Everil studied the man before him. Robin looked so very like Bo. And Bo loved his brother; Everil knew that. Fiercely, desperately, loved him. And, in the way one does with those best loved, he’d made him the vault of all his fears and misplaced guilt.
Ah. Bo was right. Declan really was an asshole.
“This isn’t about sacrifice,” Everil said as the trees ceased their clutching, and the gravel fell from his feet. “I don’t intend to trade my eternity for Bo’s sake but for my own. He isn’t who I should want. And I’ll be thought a fool for my decision. But he’s allowed me more happiness in three days than I’ve known in my three centuries. So yes, I’ll give up eternity for more of him. Gladly.”
It became true with the saying of it. An angle of view so much clearer than the muddle he’d been squinting through.
“See, that’s sweet,” the figment said. “You should tell Bo that if he makes it through his own little wander. Oh, and tell him ‘you’re welcome’ for sending him to the swamp.”
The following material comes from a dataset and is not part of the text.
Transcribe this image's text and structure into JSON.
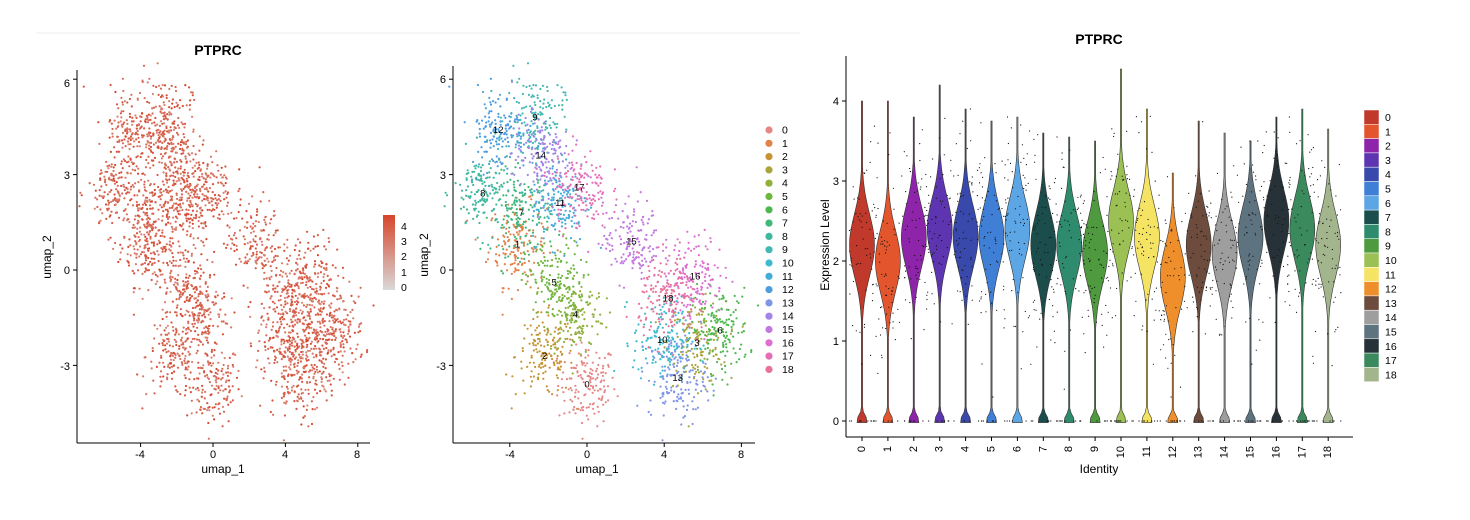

His grin was sharp to Bo’s crooked. White teeth and dark blue eyes that faded to the fall of leaves. Gravel turned to rich, dark dirt, with flowers pushing up in haphazard abundance. The path was gone and Robin with it .
Declan stood in this new clearing, leaning against yet another tree, his flower crown still in place. He met Everil’s gaze, eyebrows arched and put a finger to his lips. “Wait,” he mouthed. “Don’t move.”